Dans cette missive signée de sa main, le grand philosophe souligne la probité, la fiabilité et la bonne moralité de ses envoyés. Ces délégués vertueux ne détourneraient pas l’argent reçu, il sera remis aux geôliers des captifs afin d’obtenir leur libération.

Cet acte de Maimonide l’accrédite comme un homme d’action qui a su se mobiliser pour ses convictions religieuses. Il ne s’est pas défaussé sur d’autres membres de sa communauté, mieux préparés que lui-même à ce genre de coopération. Il a pris les choses en main et mis à profit sa célébrité pour une noble cause.

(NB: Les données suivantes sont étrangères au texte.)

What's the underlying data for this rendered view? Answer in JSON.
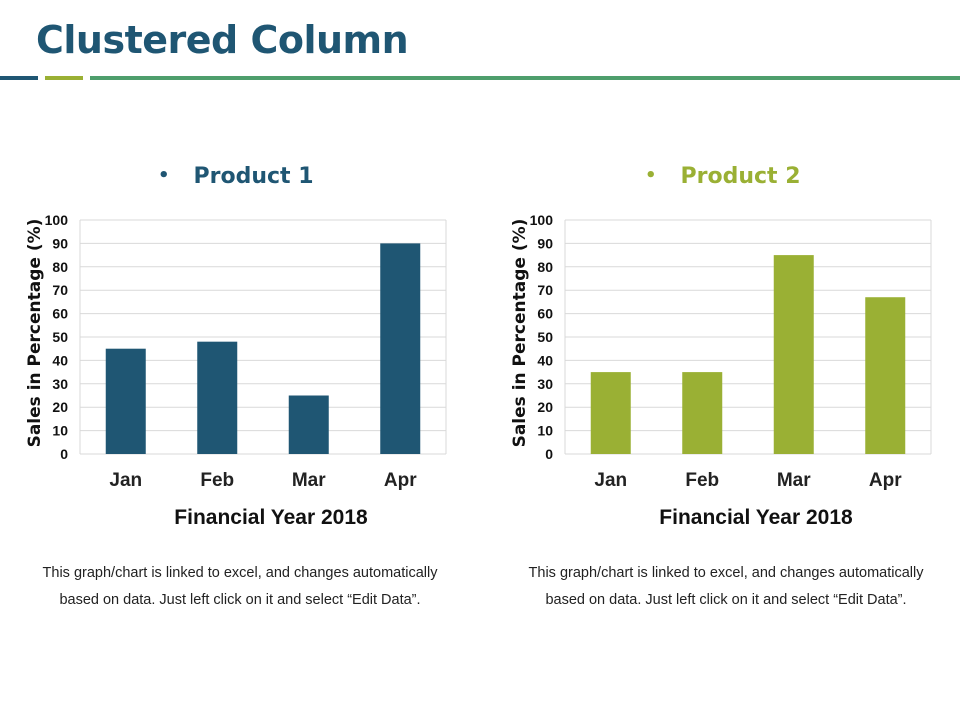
{
  "page": {
    "title": "Clustered Column",
    "colors": {
      "title": "#1f5673",
      "accent_navy": "#1f5673",
      "accent_olive": "#9ab034",
      "accent_green": "#4e9e6c"
    }
  },
  "chart_data": [
    {
      "type": "bar",
      "title": "Product 1",
      "categories": [
        "Jan",
        "Feb",
        "Mar",
        "Apr"
      ],
      "series": [
        {
          "name": "Product 1",
          "values": [
            45,
            48,
            25,
            90
          ],
          "color": "#1f5673"
        }
      ],
      "xlabel": "Financial Year 2018",
      "ylabel": "Sales in Percentage (%)",
      "ylim": [
        0,
        100
      ],
      "yticks": [
        0,
        10,
        20,
        30,
        40,
        50,
        60,
        70,
        80,
        90,
        100
      ],
      "grid": true,
      "legend_bullet": "•"
    },
    {
      "type": "bar",
      "title": "Product 2",
      "categories": [
        "Jan",
        "Feb",
        "Mar",
        "Apr"
      ],
      "series": [
        {
          "name": "Product 2",
          "values": [
            35,
            35,
            85,
            67
          ],
          "color": "#9ab034"
        }
      ],
      "xlabel": "Financial Year 2018",
      "ylabel": "Sales in Percentage (%)",
      "ylim": [
        0,
        100
      ],
      "yticks": [
        0,
        10,
        20,
        30,
        40,
        50,
        60,
        70,
        80,
        90,
        100
      ],
      "grid": true,
      "legend_bullet": "•"
    }
  ],
  "notes": [
    "This graph/chart is linked to excel, and changes automatically based on data. Just left click on it and select “Edit Data”.",
    "This graph/chart is linked to excel, and changes automatically based on data. Just left click on it and select “Edit Data”."
  ]
}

Sans chercher le moins du monde à minimiser la grandeur du geste de Maimonide, il faut rappeler que ce type d’action figure en bonne place dans les devoirs de solidarité de toutes les communautés juives de par le monde, depuis au moins l’époque talmudique. On y trouve maintes mentions de ce genre d’affaires et la mobilisation des fidèles pour se porter au secours de leurs frères arrachés à l’affection de leurs familles.

Mais ce texte de Goiten est peu ou prou connu, hormis des cercles de spécialistes. En plus de l’immense richesse que constitue la Gueniza du Caire, l’une des plus importantes au monde, il faut souligner que ce devoir du rachat des captifs ou des otages est sacré. L’État d’Israël ne déroge pas à la règle. Il y a peu d’années, l’état juif a échangé plusieurs centaines de prisonniers pour obtenir le retour d’un de ses soldats…

 Certes, il agit sur un plan à la fois politique et militaire puisqu’il dispose de forces armées, contrairement aux communautés juives, jadis livrées pieds et poings liés à leurs persécuteurs, mais l’origine de ce devoir n’en demeure purement religieuse. C’est un cas intéressant de reprise d’un devoir sacré devenu une obligation nationale.